9:53pm PT by Abid Rahman
'Wonder Woman': What the Critics Are Saying
The first Wonder Woman reviews are in, and it seems director Patty Jenkins and star Gal Gadot have lassoed the critics into loving DC Entertainment's origin story of the Amazonian warrior princess.
As the review embargo broke Monday night, the movie crept toward a 96 percent fresh rating on Rotten Tomatoes, and the general consensus seemed to be that Wonder Woman was a fun, romantic and enjoyable movie, perhaps even the best entry into the DC Extended Universe so far. Moreover, many critics felt the movie had the added luck of great timing, tapping into the zeitgeist to push it beyond mere entertainment.
THR's Sheri Linden was more restrained in her praise, noting that the "lightness" of Wonder Woman is a stark counterpoint to the "Sturm und Drang of Batman v. Superman." Linden felt the film had to check off too many of the action-fantasy requisites, but overall, as an "origin story, with its direct and relatively uncluttered trajectory, offers a welcome change of pace from a superhero realm that’s often overloaded with interconnections and cross-references."
Entertainment Weekly's Chris Nashawaty was effusive, suggesting that Jenkins' film was in the top tier of DC superhero movies, which includes Christopher Nolan's The Dark Knight trilogy. "Wonder Woman is smart, slick, and satisfying in all of the ways superhero films ought to be," wrots Nashawaty, adding: "How deliciously ironic that in a genre where the boys seem to have all the fun, a female hero and a female director are the ones to show the fellas how it’s done."
IGN's Joshua Yehl also gave Wonder Woman a resounding thumbs-up, describing the film as "leaps and bounds above the other three entries in the DCEU." Yehl wrote that the film will come as a relief to DC and Warner Bros. and break their "stink streak" after Man of Steel, Batman v Superman and Suicide Squad. Yehl added: "Wonder Woman proves to be an emotionally resonate film that won me over with its refreshing take on the superhero formula that featured something we haven’t seen in the DCEU yet: a true, bona fide hero."

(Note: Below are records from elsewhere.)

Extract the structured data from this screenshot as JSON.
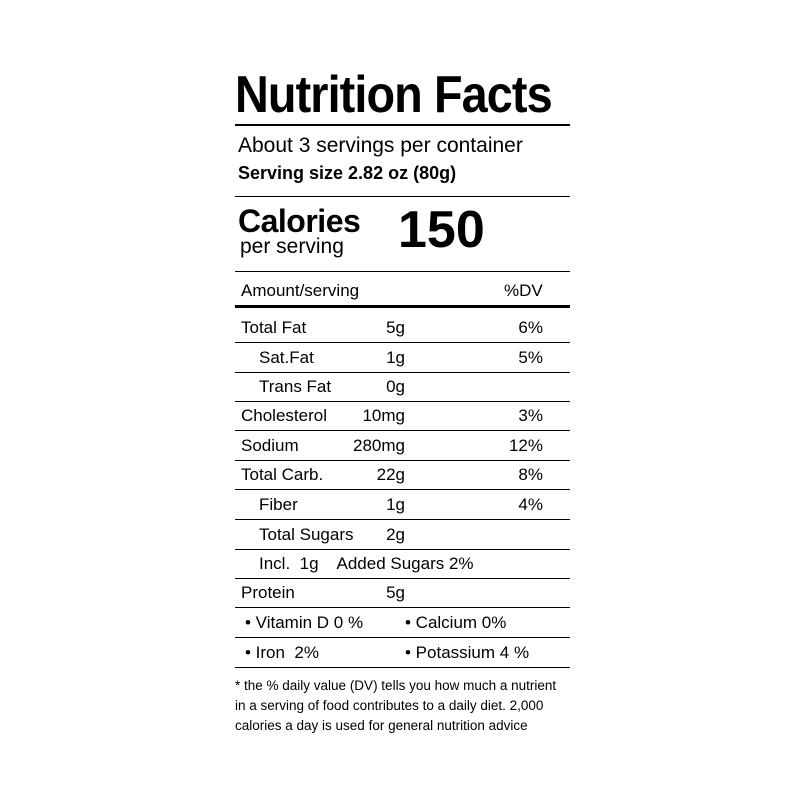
{
  "title": "Nutrition Facts",
  "servings_per_container": "About 3 servings per container",
  "serving_size": "Serving size 2.82 oz (80g)",
  "calories": {
    "label": "Calories",
    "sublabel": "per serving",
    "value": "150"
  },
  "table_header": {
    "amount": "Amount/serving",
    "dv": "%DV"
  },
  "nutrients": [
    {
      "name": "Total Fat",
      "amount": "5g",
      "dv": "6%"
    },
    {
      "name": "Sat.Fat",
      "amount": "1g",
      "dv": "5%"
    },
    {
      "name": "Trans Fat",
      "amount": "0g",
      "dv": ""
    },
    {
      "name": "Cholesterol",
      "amount": "10mg",
      "dv": "3%"
    },
    {
      "name": "Sodium",
      "amount": "280mg",
      "dv": "12%"
    },
    {
      "name": "Total Carb.",
      "amount": "22g",
      "dv": "8%"
    },
    {
      "name": "Fiber",
      "amount": "1g",
      "dv": "4%"
    },
    {
      "name": "Total Sugars",
      "amount": "2g",
      "dv": ""
    },
    {
      "text": "Incl.  1g    Added Sugars 2%"
    },
    {
      "name": "Protein",
      "amount": "5g",
      "dv": ""
    }
  ],
  "vitamins": [
    {
      "left": "• Vitamin D 0 %",
      "right": "• Calcium 0%"
    },
    {
      "left": "• Iron  2%",
      "right": "• Potassium 4 %"
    }
  ],
  "footnote": [
    "* the % daily value (DV) tells you how much a nutrient",
    "in a serving of food contributes to a daily diet. 2,000",
    "calories a day is used for general nutrition advice"
  ]
}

USA Today's Kelly Lawler gave Wonder Woman 3.5 stars out of 4, describing it as a "genuinely surprising film that plays with genre and throws out the now very tired superhero movie formula."
The Associated Press' Lindsey Bahr noted the sociopolitical and social media baggage that surrounds Wonder Woman but said that ultimately the film would live or die as entertainment. Bahr wrote: "Yet, like the heroine at its center, Wonder Woman the movie rises with powerful grace above the noise. It's not perfect, but it's often good, sometimes great and exceptionally re-watchable."
Indiewire's Kate Erbland was also gushing in her praise and felt the film was an "origin story that functions beautifully on its own while also bolstering excitement for the franchise's future."
Uproxx's Mike Ryan was a huge fan and compared the film favorably with the best of Marvel's offerings. Ryan wrote: "Wonder Woman has a vibe reminiscent of Captain America: The First Avenger (a shield-welding superhero in the middle of a World War) meets the first Thor (a powerful god has to learn to fit in with humans and is a fish out of water). The backdrop of war is grim, but the characters remain true, and finally here’s a DC movie with real warmth and humor — mostly in the form of banter between Gadot and Pine."
There were some dissenting voices, most notably The Guardian's Steve Rose, who titled his Wonder Woman review with the snarky line "glass ceiling still intact as Gal Gadot reduced to weaponised Smurfette." Rose wrote that "[what] promised to be a glass-ceiling-smashing blockbuster actually looks more like a future camp classic."